3. As duas legitimidades. Como União de Estados e de Povos, é essencial tornar claro para o cidadão europeu que os poderes comunitários, e em especial o poder legislativo, têm de resultar da convergência dessas duas legitimidades. Deve, por isso, adoptar-se o método senatorial, ou seja, o poder legislativo deve ser exercido pelo Parlamento Europeu, em representação dos Povos e dos cidadãos, e por uma Câmara dos Estados, onde estes estejam representados igualitariamente, à semelhança do que ocorre, por exemplo, na Confederação Helvética. Assim, cidadãos e Estados estarão adequadamente representados por duas legitimidades, que os tornem relevantes na vida europeia.
4. O princípio da subsidiariedade. Para que a esfera nacional ou local não seja atingida e para garantir uma acrescida competência de acompanhamento das questões comunitárias atribuída aos parlamentos nacionais, deve ainda preservar-se o princípio da subsidiariedade e o instrumento proposto pela Convenção, no sentido de prever um alerta parlamentar perante as iniciativas da Comissão que possam ferir a esfera de poderes das assembleias legislativas. Trata-se de um avanço com muito mais consequências do que à primeira vista possa parecer, uma vez que os parlamentos dos Estados membros vão ter de se reforçar técnica e politicamente para afirmarem as soberanias nacionais.

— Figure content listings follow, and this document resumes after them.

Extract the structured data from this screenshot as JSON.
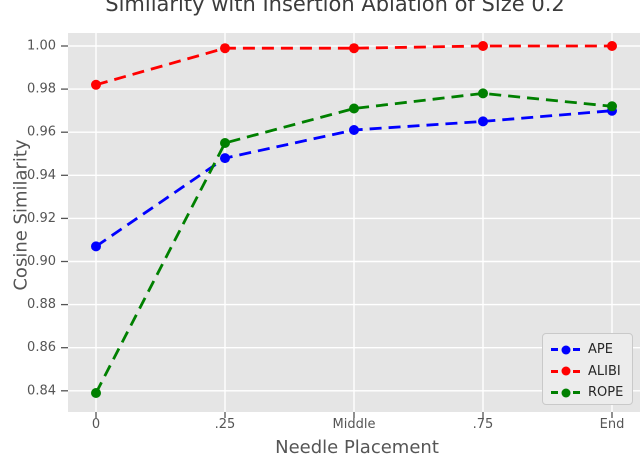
{
  "chart_data": {
    "type": "line",
    "title": "Similarity with Insertion Ablation of Size 0.2",
    "xlabel": "Needle Placement",
    "ylabel": "Cosine Similarity",
    "x_tick_labels": [
      "0",
      ".25",
      "Middle",
      ".75",
      "End"
    ],
    "y_ticks": [
      0.84,
      0.86,
      0.88,
      0.9,
      0.92,
      0.94,
      0.96,
      0.98,
      1.0
    ],
    "y_tick_labels": [
      "0.84",
      "0.86",
      "0.88",
      "0.90",
      "0.92",
      "0.94",
      "0.96",
      "0.98",
      "1.00"
    ],
    "ylim": [
      0.83,
      1.006
    ],
    "grid": true,
    "line_style": "dashed",
    "marker": "circle",
    "legend_position": "lower right",
    "series": [
      {
        "name": "APE",
        "color": "#0000ff",
        "values": [
          0.907,
          0.948,
          0.961,
          0.965,
          0.97
        ]
      },
      {
        "name": "ALIBI",
        "color": "#ff0000",
        "values": [
          0.982,
          0.999,
          0.999,
          1.0,
          1.0
        ]
      },
      {
        "name": "ROPE",
        "color": "#008000",
        "values": [
          0.839,
          0.955,
          0.971,
          0.978,
          0.972
        ]
      }
    ],
    "colors": {
      "plot_background": "#e5e5e5",
      "grid": "#ffffff",
      "tick_text": "#555555",
      "axis_label_text": "#555555",
      "title_text": "#3c3c3c",
      "legend_background": "#ececec",
      "legend_border": "#c9c9c9"
    }
  }
}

5. A necessária simplificação. Perante a necessidade de permitir aos cidadãos a legibilidade das decisões comunitárias, em especial no campo legislativo, os procedimentos deverão ser reduzidos em número, a co-decisão deve constituir-se na regra, e as fontes de direito deverão passar a ter designações que facilitem a sua compreensão por todos (leis-quadro em lugar de directivas, leis europeias em lugar dos regulamentos etc.). Nesse sentido, o ante-projecto de nova Constituição, saído da Convenção, apresenta-se como um passo positivo de clareza e transparência, que não poderá ser adulterado. Basta ler o texto para perceber o avanço significativo alcançado.

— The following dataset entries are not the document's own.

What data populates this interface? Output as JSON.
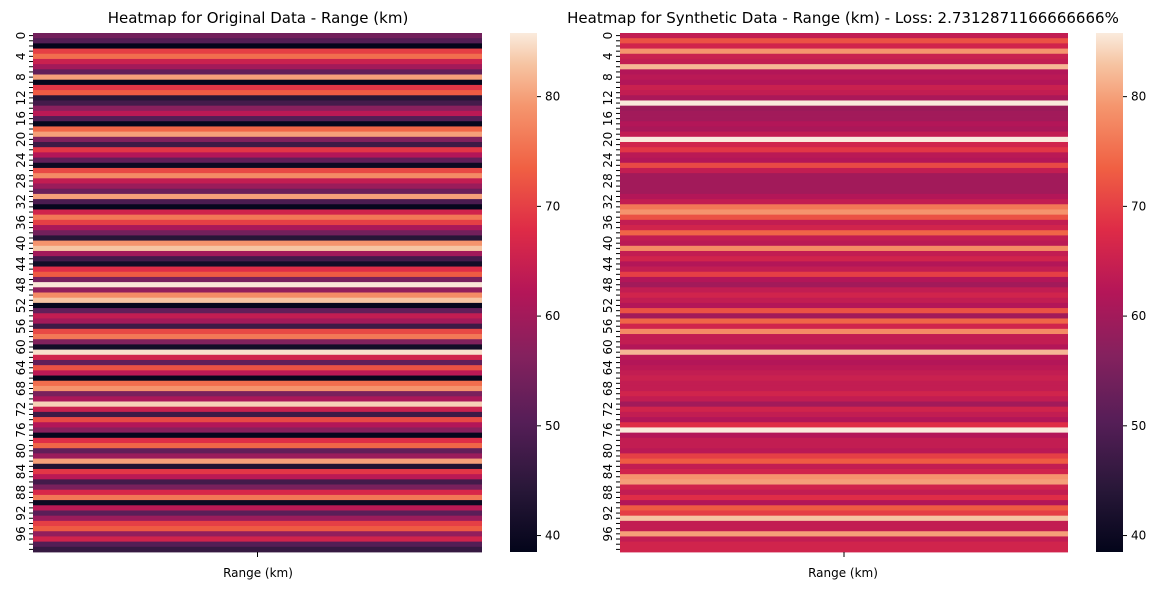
{
  "chart_data": [
    {
      "type": "heatmap",
      "title": "Heatmap for Original Data - Range (km)",
      "xlabel": "Range (km)",
      "ylabel": "",
      "colormap": "rocket",
      "vmin": 38.5,
      "vmax": 85.8,
      "colorbar_ticks": [
        40,
        50,
        60,
        70,
        80
      ],
      "row_tick_labels": [
        0,
        4,
        8,
        12,
        16,
        20,
        24,
        28,
        32,
        36,
        40,
        44,
        48,
        52,
        56,
        60,
        64,
        68,
        72,
        76,
        80,
        84,
        88,
        92,
        96
      ],
      "values": [
        54,
        50,
        38.6,
        70,
        75,
        65,
        60,
        52,
        80,
        39,
        69,
        73,
        44,
        48,
        57,
        63,
        50,
        39,
        74,
        80,
        56,
        47,
        69,
        62,
        52,
        40,
        71,
        78,
        64,
        59,
        53,
        80,
        49,
        39,
        66,
        76,
        70,
        61,
        54,
        44,
        79,
        83,
        60,
        48,
        41,
        68,
        73,
        55,
        85.5,
        58,
        78,
        83,
        39,
        52,
        64,
        60,
        47,
        71,
        76,
        56,
        41,
        85,
        66,
        52,
        72,
        63,
        39,
        75,
        79,
        55,
        61,
        84,
        65,
        47,
        71,
        62,
        57,
        39,
        68,
        74,
        52,
        59,
        80,
        43,
        69,
        63,
        48,
        55,
        67,
        76,
        40,
        63,
        51,
        59,
        70,
        73,
        58,
        66,
        50,
        46
      ]
    },
    {
      "type": "heatmap",
      "title": "Heatmap for Synthetic Data - Range (km) - Loss: 2.7312871166666666%",
      "xlabel": "Range (km)",
      "ylabel": "",
      "colormap": "rocket",
      "vmin": 38.5,
      "vmax": 85.8,
      "colorbar_ticks": [
        40,
        50,
        60,
        70,
        80
      ],
      "row_tick_labels": [
        0,
        4,
        8,
        12,
        16,
        20,
        24,
        28,
        32,
        36,
        40,
        44,
        48,
        52,
        56,
        60,
        64,
        68,
        72,
        76,
        80,
        84,
        88,
        92,
        96
      ],
      "values": [
        64,
        72,
        66,
        79,
        65,
        64,
        82,
        62,
        63,
        62,
        65,
        64,
        61,
        86,
        59,
        60,
        60,
        62,
        61,
        64,
        86,
        66,
        69,
        63,
        62,
        71,
        64,
        60,
        60,
        60,
        60,
        62,
        64,
        76,
        79,
        72,
        64,
        66,
        74,
        64,
        63,
        78,
        64,
        66,
        62,
        64,
        70,
        62,
        60,
        64,
        66,
        64,
        62,
        72,
        60,
        74,
        66,
        78,
        64,
        64,
        62,
        82,
        63,
        62,
        63,
        64,
        65,
        64,
        64,
        66,
        64,
        60,
        66,
        64,
        62,
        68,
        86,
        62,
        64,
        64,
        63,
        70,
        73,
        64,
        66,
        79,
        80,
        66,
        64,
        68,
        62,
        73,
        70,
        83,
        64,
        64,
        80,
        64,
        66,
        66
      ]
    }
  ]
}
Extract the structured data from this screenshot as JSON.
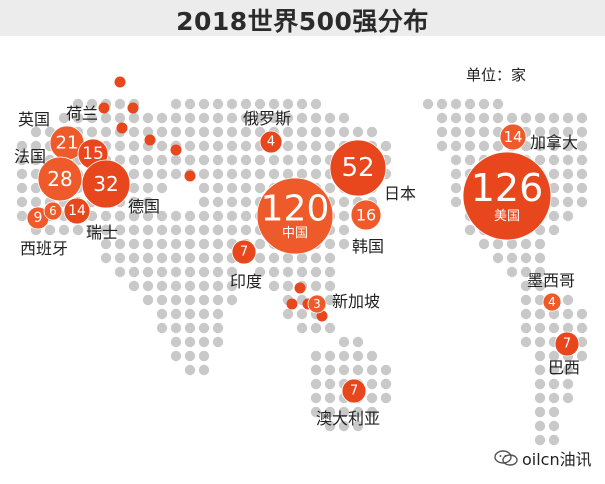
{
  "title": "2018世界500强分布",
  "unit_label": "单位：家",
  "footer": {
    "text": "oilcn油讯",
    "icon": "wechat-icon"
  },
  "colors": {
    "bubble": "#e8471d",
    "bubble_light": "#ef5a2a",
    "dot": "#c9c9c9"
  },
  "countries": [
    {
      "key": "uk",
      "name": "英国",
      "value": 21
    },
    {
      "key": "netherlands",
      "name": "荷兰",
      "value": 15
    },
    {
      "key": "france",
      "name": "法国",
      "value": 28
    },
    {
      "key": "germany",
      "name": "德国",
      "value": 32
    },
    {
      "key": "spain",
      "name": "西班牙",
      "value": 9
    },
    {
      "key": "switzerland",
      "name": "瑞士",
      "value": 14
    },
    {
      "key": "italy",
      "name": "",
      "value": 6
    },
    {
      "key": "russia",
      "name": "俄罗斯",
      "value": 4
    },
    {
      "key": "china",
      "name": "中国",
      "value": 120
    },
    {
      "key": "japan",
      "name": "日本",
      "value": 52
    },
    {
      "key": "korea",
      "name": "韩国",
      "value": 16
    },
    {
      "key": "india",
      "name": "印度",
      "value": 7
    },
    {
      "key": "singapore",
      "name": "新加坡",
      "value": 3
    },
    {
      "key": "australia",
      "name": "澳大利亚",
      "value": 7
    },
    {
      "key": "canada",
      "name": "加拿大",
      "value": 14
    },
    {
      "key": "usa",
      "name": "美国",
      "value": 126
    },
    {
      "key": "mexico",
      "name": "墨西哥",
      "value": 4
    },
    {
      "key": "brazil",
      "name": "巴西",
      "value": 7
    }
  ]
}
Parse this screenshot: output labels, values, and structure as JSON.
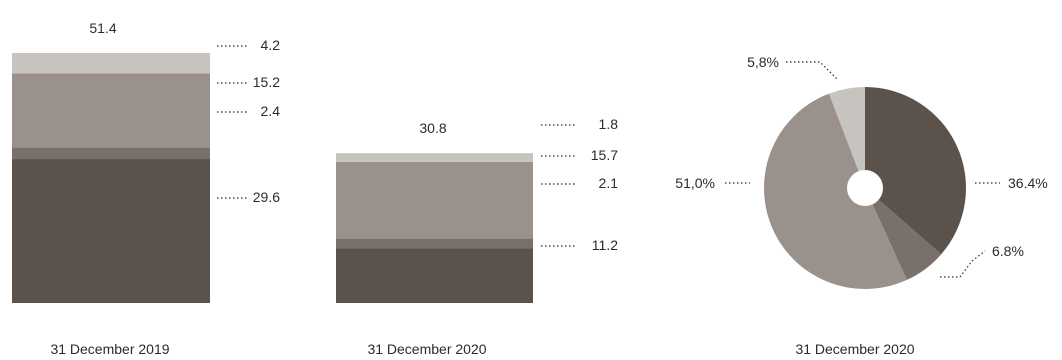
{
  "colors": {
    "dark": "#5b524c",
    "mid": "#7a706b",
    "light_mid": "#9b918c",
    "light": "#c7c3bf"
  },
  "chart_data": [
    {
      "type": "bar",
      "stacked": true,
      "category": "31 December 2019",
      "total_label": "51.4",
      "total": 51.4,
      "segments": [
        {
          "value": 29.6,
          "label": "29.6",
          "color": "#5b524c"
        },
        {
          "value": 2.4,
          "label": "2.4",
          "color": "#7a706b"
        },
        {
          "value": 15.2,
          "label": "15.2",
          "color": "#9b918c"
        },
        {
          "value": 4.2,
          "label": "4.2",
          "color": "#c7c3bf"
        }
      ]
    },
    {
      "type": "bar",
      "stacked": true,
      "category": "31 December 2020",
      "total_label": "30.8",
      "total": 30.8,
      "segments": [
        {
          "value": 11.2,
          "label": "11.2",
          "color": "#5b524c"
        },
        {
          "value": 2.1,
          "label": "2.1",
          "color": "#7a706b"
        },
        {
          "value": 15.7,
          "label": "15.7",
          "color": "#9b918c"
        },
        {
          "value": 1.8,
          "label": "1.8",
          "color": "#c7c3bf"
        }
      ]
    },
    {
      "type": "pie",
      "donut": true,
      "category": "31 December 2020",
      "slices": [
        {
          "value": 36.4,
          "label": "36.4%",
          "color": "#5b524c"
        },
        {
          "value": 6.8,
          "label": "6.8%",
          "color": "#7a706b"
        },
        {
          "value": 51.0,
          "label": "51,0%",
          "color": "#9b918c"
        },
        {
          "value": 5.8,
          "label": "5,8%",
          "color": "#c7c3bf"
        }
      ]
    }
  ]
}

6. Cidadania europeia e Europa Social. A cidadania europeia reconhecida expressamente e reforçada pela integração da Carta Europeia dos Direitos Fundamentais, com força obrigatória, no novo Tratado, permitirá uma melhor protecção dos europeus em todo o mundo, designadamente pelas missões diplomáticas de países da União. A personalidade jurídica da UE permitirá ainda a adesão à Convenção Europeia dos Direitos Humanos, a aplicar nas relações com os órgãos comunitários e relativamente às políticas comuns. Há, no entanto, muito pouca audácia no tocante à Europa social, à coordenação no governo económico e aos recursos próprios. E, se bem que se preveja a coesão económica, social e territorial e o pleno emprego entre os objectivos da União, a verdade é que o alargamento e o desenvolvimento europeu exigem mais meios e mais coordenação – sob pena de fracassarem.

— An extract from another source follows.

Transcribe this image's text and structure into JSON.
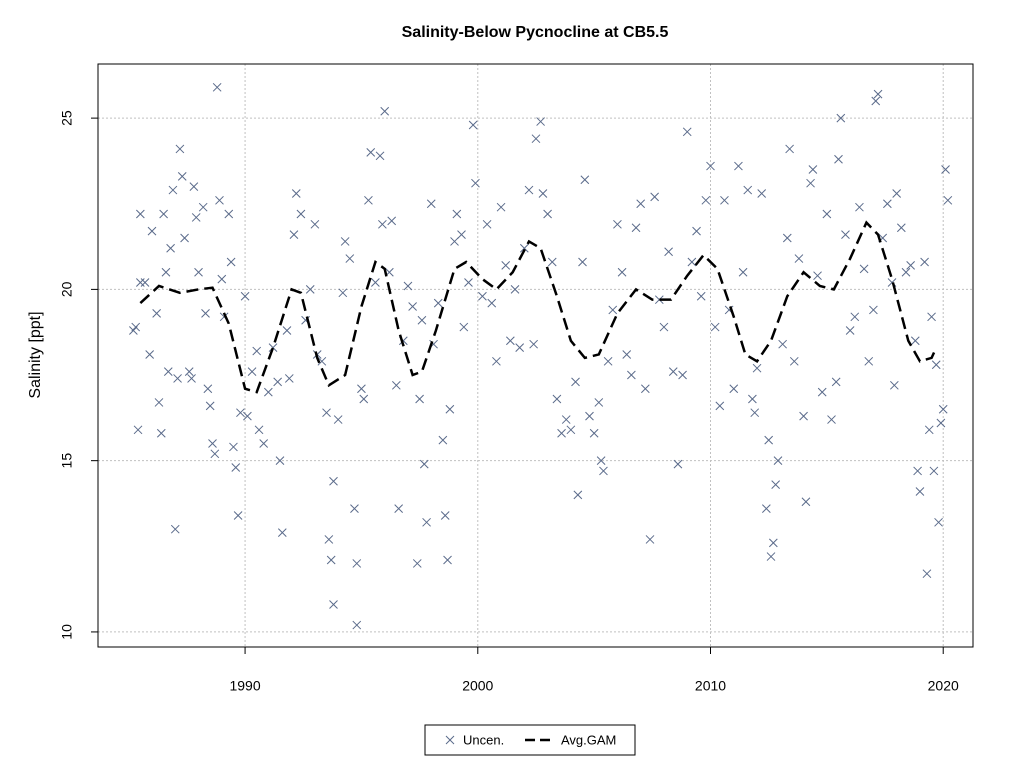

7. O método comunitário. Importa preservar o equilíbrio de poderes e competências que permitiu o sucesso da União Europeia. Não deverá, por isso, haver dúvidas sobre quem detém o poder legislativo ou o poder executivo. A Comissão representa o interesse geral, o Conselho e a Comissão terão de completar-se, o Parlamento Europeu deverá cultivar, em nome dos cidadãos e dos Povos, ligações institucionais mais fortes com a legitimidade democrática e parlamentar dos Estados.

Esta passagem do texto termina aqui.